In the Counselor's Waiting Room Quotes

Quotes

The terra cotta girl

With the big flat farm feet

Narrator

The opening lines establish identity in both a specific and general way. The girl can assumed to be waiting to see the counselor from the title, but nothing much else about her can be known for certain. The only genuinely specific description of her at all is that that she’s got skin the color of the burnished golden-brown of terra cotta tile, large feet with low arches and, presumably, comes from rural stock. These lines serve to create an immediate idea of what the girl looks—that comes mostly from stereotype. If you think you know what a farm girl looks like, you are likely basing that image on media presentations. The specific image the overwhelming majority of people will develop is thus actually just as generalized as the description. This is a wonderful example of a poet exploiting information people think they have to facilitate efficiency. Rather than using twenty or thirty words that would probably have resulted in the same effect, the poet uses half or even a third as many words, losing nothing in the process.

reads an existentialist paperback
from psychology class,
finds no ease there

Narrator

The same device used again. The big-footed “farm girl” is waiting to see some sort of counselor and reading a book assigned by a teacher. Without being told specifically that this is true, the connection of “existentialist” to “psychology class” allows this image of the girl to become slightly sharper. Almost certainly, this means the girl is in college since the assumption is going to be that many high schools probably don’t even have a psychology class and even if they did…why would she be reading an existentialist paperback? After all, Existentialism is a school of philosophy, not psychology, right? Only when moving into a more sophisticated level of application would existentialist ideas veer into the discipline of psychology. Then again, maybe the girl is just confused. Maybe the reason she is finding no ease in the paperback is that she is facing a philosophical crisis rather than a psychological one. Economy of words, yet a world of potential ambiguity.

from the guilt of loving
the quiet girl down the hall.

Narrator

The most simple, direct and straightforward lines of the poem. The one aspect going on here with no ambiguity is what is causing the problem that the girl looks to ease by reading books about psychology or philosophy. She’s wracked by guilt of one kind or another at falling in love with a woman rather than a man.

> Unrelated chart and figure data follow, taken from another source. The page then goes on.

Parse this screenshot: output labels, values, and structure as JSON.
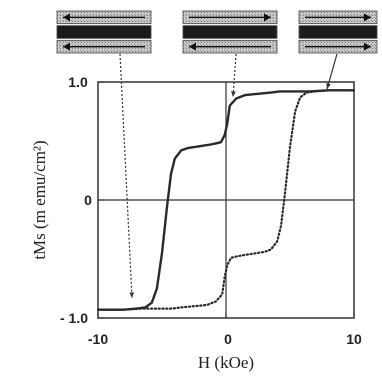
{
  "chart_data": {
    "type": "line",
    "title": "",
    "xlabel": "H (kOe)",
    "ylabel": "tMs (m emu/cm²)",
    "xlim": [
      -10,
      10
    ],
    "ylim": [
      -1.0,
      1.0
    ],
    "x_ticks": [
      "-10",
      "0",
      "10"
    ],
    "y_ticks": [
      "1.0",
      "0",
      "- 1.0"
    ],
    "grid": false,
    "series": [
      {
        "style": "solid",
        "x": [
          -10,
          -8,
          -7,
          -6.3,
          -5.8,
          -5.4,
          -5.0,
          -4.6,
          -4.3,
          -4.0,
          -3.5,
          -3.0,
          -2.4,
          -1.8,
          -1.2,
          -0.8,
          -0.4,
          -0.1,
          0.1,
          0.3,
          0.8,
          1.5,
          2.5,
          3.5,
          4.2,
          4.8,
          5.5,
          6.5,
          8,
          10
        ],
        "y": [
          -0.93,
          -0.93,
          -0.92,
          -0.91,
          -0.87,
          -0.75,
          -0.45,
          -0.05,
          0.22,
          0.35,
          0.42,
          0.44,
          0.45,
          0.46,
          0.47,
          0.48,
          0.49,
          0.55,
          0.65,
          0.8,
          0.86,
          0.89,
          0.9,
          0.91,
          0.92,
          0.92,
          0.92,
          0.92,
          0.93,
          0.93
        ]
      },
      {
        "style": "dotted",
        "x": [
          10,
          8,
          7,
          6.3,
          5.8,
          5.4,
          5.0,
          4.6,
          4.3,
          4.0,
          3.5,
          3.0,
          2.4,
          1.8,
          1.2,
          0.8,
          0.4,
          0.1,
          -0.1,
          -0.3,
          -0.8,
          -1.5,
          -2.5,
          -3.5,
          -4.2,
          -4.8,
          -5.5,
          -6.5,
          -8,
          -10
        ],
        "y": [
          0.93,
          0.93,
          0.92,
          0.91,
          0.87,
          0.75,
          0.45,
          0.05,
          -0.22,
          -0.35,
          -0.42,
          -0.44,
          -0.45,
          -0.46,
          -0.47,
          -0.48,
          -0.49,
          -0.55,
          -0.65,
          -0.8,
          -0.86,
          -0.89,
          -0.9,
          -0.91,
          -0.92,
          -0.92,
          -0.92,
          -0.92,
          -0.93,
          -0.93
        ]
      }
    ],
    "insets": [
      {
        "top": "left",
        "bottom": "left"
      },
      {
        "top": "right",
        "bottom": "left"
      },
      {
        "top": "right",
        "bottom": "right"
      }
    ]
  }
}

Their home soil has seen to this visit,
their Baptist mothers,
who weep for the waste of sturdy hips
ripe for grandchildren.

Narrator

The final lines complete the poem as a tour de force of using implied and assumed knowledge to fill in the missing information. The reference to Baptist mothers should automatically allow most American readers at any rate to situate this poem as taking place in the South; specifically a rural (farm girl) part of the South. That connection should in turn allow for readers with even just the slightest familiarity with history to make the connection between childbearing hips being wasted the love between two women to the more fundamentally conservative population of the rural South. With surprisingly precious little actual discriminating evidence provided, a typical reader should easily be able to make the leap toward understanding exactly what kind of “counseling” the girl is going to receive once she moves from waiting room to office. Even though it might well be argued as completely specious and unfounded reasoning, the internal logic of received stereotypes make it is “obvious” to those connecting the dots that this is a fundamental Baptist counselor well-versed in the therapy of deprogramming those who have made wrong choices concerning their sexual orientation. This conclusion makes perfect sense, of course, but the truth is that in a court of law, it wouldn’t have a leg to stand on based on the evidence provided in the actual verse.